Ñuble ha concentrado buena parte de las miradas a nivel nacional, debido a los casos de contagios de Covid19 en la región más joven del país. Llama la atención el rápido ascenso en las cifras, que a más de alguno produjo una sensación de inestabilidad, angustia o aflicción. El contagio de autoridades, el caso del gimnasio y los irresponsables que burlan medidas como el toque de queda, han gestado un ciclón de problemas para la zona. Sin embargo, no todo está perdido ni tampoco aquello significa que no sea posible enmendar el rumbo.

Ñuble tiene todavía mucho camino por delante y esta adversidad que atraviesa es solo una oportunidad más de resiliencia, ante la cual como país tenemos un abultado currículum y experiencia.

Sucede que, se tiende de manera natural a pensar que estamos más cerca del abismo que nunca y que bastaría un mero empujón para caer en él. En realidad, todavía queda mucho por hacer y no hay que dejar posarse esa peligrosa percepción. Siguiendo al filósofo estoico Epicteto: “el hombre no está preocupado tanto por problemas reales como por sus ansiedades imaginadas sobre los problemas reales: De allí que veamos a personas que acaparan productos de higiene, saltan controles sanitarios o relativizan la importancia de franquear una u otra medida. Aquello hace suponer, que en el corto plazo, se adopten disposiciones más restrictivas y graves que las ya implementadas. Aún cuando eso ocurra, urge un cambio de rumbo en la población. En consecuencia, lo que debe primar es una actitud serena, que demuestre una debida comprensión del fenómeno y que, por tanto, sepa tomar los resguardos correspondientes.
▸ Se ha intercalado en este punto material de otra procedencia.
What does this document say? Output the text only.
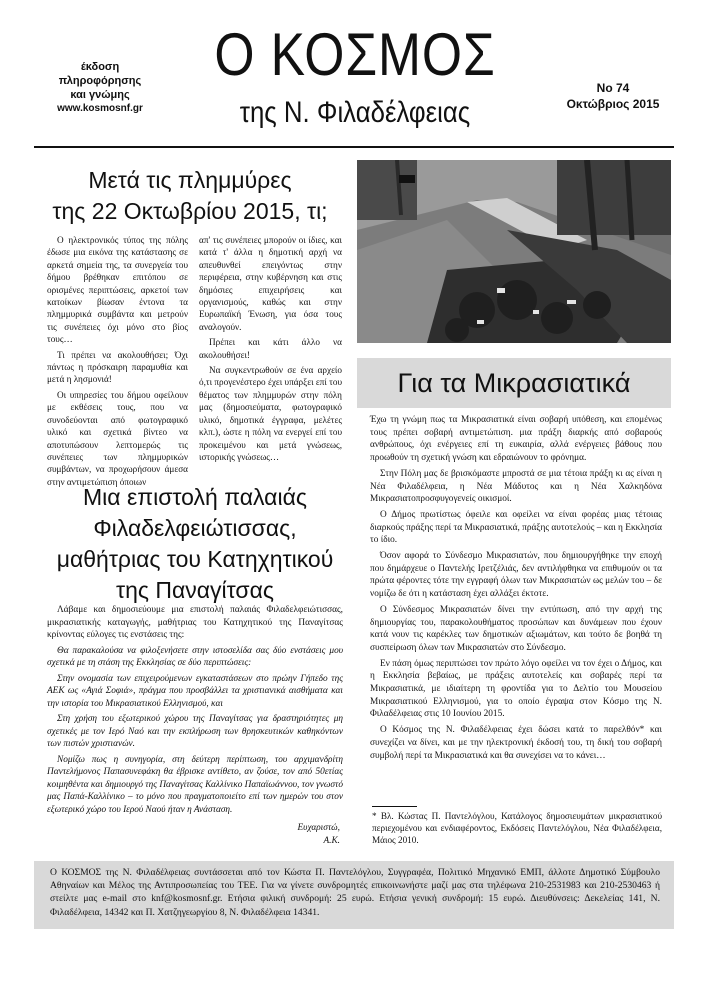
έκδοση
πληροφόρησης
και γνώμης
www.kosmosnf.gr
Ο ΚΟΣΜΟΣ
της Ν. Φιλαδέλφειας
Νο 74
Οκτώβριος 2015
Μετά τις πλημμύρες
της 22 Οκτωβρίου 2015, τι;

Ο ηλεκτρονικός τύπος της πόλης έδωσε μια εικόνα της κατάστασης σε αρκετά σημεία της, τα συνεργεία του δήμου βρέθηκαν επιτόπου σε ορισμένες περιπτώσεις, αρκετοί των κατοίκων βίωσαν έντονα τα πλημμυρικά συμβάντα και μετρούν τις συνέπειες όχι μόνο στο βίος τους…

Τι πρέπει να ακολουθήσει; Όχι πάντως η πρόσκαιρη παραμυθία και μετά η λησμονιά!

Οι υπηρεσίες του δήμου οφείλουν με εκθέσεις τους, που να συνοδεύονται από φωτογραφικό υλικό και σχετικά βίντεο να αποτυπώσουν λεπτομερώς τις συνέπειες των πλημμυρικών συμβάντων, να προχωρήσουν άμεσα στην αντιμετώπιση όποιων

απ' τις συνέπειες μπορούν οι ίδιες, και κατά τ' άλλα η δημοτική αρχή να απευθυνθεί επειγόντως στην περιφέρεια, στην κυβέρνηση και στις δημόσιες επιχειρήσεις και οργανισμούς, καθώς και στην Ευρωπαϊκή Ένωση, για όσα τους αναλογούν.

Πρέπει και κάτι άλλο να ακολουθήσει!

Να συγκεντρωθούν σε ένα αρχείο ό,τι προγενέστερο έχει υπάρξει επί του θέματος των πλημμυρών στην πόλη μας (δημοσιεύματα, φωτογραφικό υλικό, δημοτικά έγγραφα, μελέτες κλπ.), ώστε η πόλη να ενεργεί επί του προκειμένου και μετά γνώσεως, ιστορικής γνώσεως…

Για τα Μικρασιατικά

Έχω τη γνώμη πως τα Μικρασιατικά είναι σοβαρή υπόθεση, και επομένως τους πρέπει σοβαρή αντιμετώπιση. μια πράξη διαρκής από σοβαρούς ανθρώπους, όχι ενέργειες επί τη ευκαιρία, αλλά ενέργειες βάθους που προωθούν τη σχετική γνώση και εδραιώνουν το φρόνημα.

Στην Πόλη μας δε βρισκόμαστε μπροστά σε μια τέτοια πράξη κι ας είναι η Νέα Φιλαδέλφεια, η Νέα Μάδυτος και η Νέα Χαλκηδόνα Μικρασιατοπροσφυγογενείς οικισμοί.

Ο Δήμος πρωτίστως όφειλε και οφείλει να είναι φορέας μιας τέτοιας διαρκούς πράξης περί τα Μικρασιατικά, πράξης αυτοτελούς – και η Εκκλησία το ίδιο.

Όσον αφορά το Σύνδεσμο Μικρασιατών, που δημιουργήθηκε την εποχή που δημάρχευε ο Παντελής Ιρετζέλιάς, δεν αντιλήφθηκα να επιθυμούν οι τα πρώτα φέροντες τότε την εγγραφή όλων των Μικρασιατών ως μελών του – δε νομίζω δε ότι η κατάσταση έχει αλλάξει έκτοτε.

Ο Σύνδεσμος Μικρασιατών δίνει την εντύπωση, από την αρχή της δημιουργίας του, παρακολουθήματος προσώπων και δυνάμεων που έχουν κατά νουν τις καρέκλες των δημοτικών αξιωμάτων, και τούτο δε βοηθά τη συσπείρωση όλων των Μικρασιατών στο Σύνδεσμο.

Εν πάση όμως περιπτώσει τον πρώτο λόγο οφείλει να τον έχει ο Δήμος, και η Εκκλησία βεβαίως, με πράξεις αυτοτελείς και σοβαρές περί τα Μικρασιατικά, με ιδιαίτερη τη φροντίδα για το Δελτίο του Μουσείου Μικρασιατικού Ελληνισμού, για το οποίο έγραψα στον Κόσμο της Ν. Φιλαδέλφειας στις 10 Ιουνίου 2015.

Ο Κόσμος της Ν. Φιλαδέλφειας έχει δώσει κατά το παρελθόν* και συνεχίζει να δίνει, και με την ηλεκτρονική έκδοσή του, τη δική του σοβαρή συμβολή περί τα Μικρασιατικά και θα συνεχίσει να το κάνει…

* Βλ. Κώστας Π. Παντελόγλου, Κατάλογος δημοσιευμάτων μικρασιατικού περιεχομένου και ενδιαφέροντος, Εκδόσεις Παντελόγλου, Νέα Φιλαδέλφεια, Μάιος 2010.
Μια επιστολή παλαιάς
Φιλαδελφειώτισσας,
μαθήτριας του Κατηχητικού
της Παναγίτσας

Λάβαμε και δημοσιεύουμε μια επιστολή παλαιάς Φιλαδελφειώτισσας, μικρασιατικής καταγωγής, μαθήτριας του Κατηχητικού της Παναγίτσας κρίνοντας εύλογες τις ενστάσεις της:

Θα παρακαλούσα να φιλοξενήσετε στην ιστοσελίδα σας δύο ενστάσεις μου σχετικά με τη στάση της Εκκλησίας σε δύο περιπτώσεις:

Στην ονομασία των επιχειρούμενων εγκαταστάσεων στο πρώην Γήπεδο της ΑΕΚ ως «Αγιά Σοφιά», πράγμα που προσβάλλει τα χριστιανικά αισθήματα και την ιστορία του Μικρασιατικού Ελληνισμού, και

Στη χρήση του εξωτερικού χώρου της Παναγίτσας για δραστηριότητες μη σχετικές με τον Ιερό Ναό και την εκπλήρωση των θρησκευτικών καθηκόντων των πιστών χριστιανών.

Νομίζω πως η συνηγορία, στη δεύτερη περίπτωση, του αρχιμανδρίτη Παντελήμονος Παπασυνεφάκη θα έβρισκε αντίθετο, αν ζούσε, τον από 50ετίας κοιμηθέντα και δημιουργό της Παναγίτσας Καλλίνικο Παπαϊωάννου, τον γνωστό μας Παπά-Καλλίνικο – το μόνο που πραγματοποιείτο επί των ημερών του στον εξωτερικό χώρο του Ιερού Ναού ήταν η Ανάσταση.

Ευχαριστώ,
Α.Κ.
Ο ΚΟΣΜΟΣ της Ν. Φιλαδέλφειας συντάσσεται από τον Κώστα Π. Παντελόγλου, Συγγραφέα, Πολιτικό Μηχανικό ΕΜΠ, άλλοτε Δημοτικό Σύμβουλο Αθηναίων και Μέλος της Αντιπροσωπείας του ΤΕΕ. Για να γίνετε συνδρομητές επικοινωνήστε μαζί μας στα τηλέφωνα 210-2531983 και 210-2530463 ή στείλτε μας e-mail στο knf@kosmosnf.gr. Ετήσια φιλική συνδρομή: 25 ευρώ. Ετήσια γενική συνδρομή: 15 ευρώ. Διευθύνσεις: Δεκελείας 141, Ν. Φιλαδέλφεια, 14342 και Π. Χατζηγεωργίου 8, Ν. Φιλαδέλφεια 14341.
De lo contrario, no habrá política pública que aguante, ni sistema de salud que contenga la epidemia que enfrentamos. “Las dificultades dominadas son oportunidades ganadas” señaló el ex primer ministro británico Winston Churchill, y buena parte de ellas, pende del actuar de cada uno al interior de la compleja sociedad que habitamos.

Así las cosas, también influye una importante revitalización de las instituciones, cerrar filas detrás de las advertencias de la autoridad sanitaria y que quienes incumplan las normas sean procesados y sancionados por su reprochable actuar, no solo poniendo en riesgo su vida, sino que también la de los demás. Verter de legitimidad aquellas instituciones que se habían vaciado de ella, entre éstas las fuerzas de orden que también tienen un rol que jugar en esta crisis, aportará sin duda a contener que la crisis no se descalabre. También parece ser imprescindible tener un resguardo ante quienes intenten proponer soluciones simples a un problema extremadamente complejo. El escenario parece ser el predilecto para que algunos, motivados por la mezquindad que los caracteriza, busquen obtener réditos políticos actuando por fuera de los parámetros o instituciones. Urge un rechazo abrupto a este actuar pusilánime y que buscará siempre encontrar algún recoveco por el cual causar más daño que bien.

Ñuble tiene todavía mucho camino por delante y esta adversidad que atraviesa es solo una oportunidad más de resiliencia, ante la cual como país tenemos un abultado currículum y experiencia. Como ciudadanos hay mucho por hacer para el autocuidado, prevención y colaboración bajo esta pandemia. En ese sentido, la pelota está de ese lado de la cancha y no exclusivamente, aunque si sea relevante, en lo que geste el gobierno regional y nacional. Hagámonos cargo y estemos a la altura de las circunstancias, es momento de tomar el toro por las astas.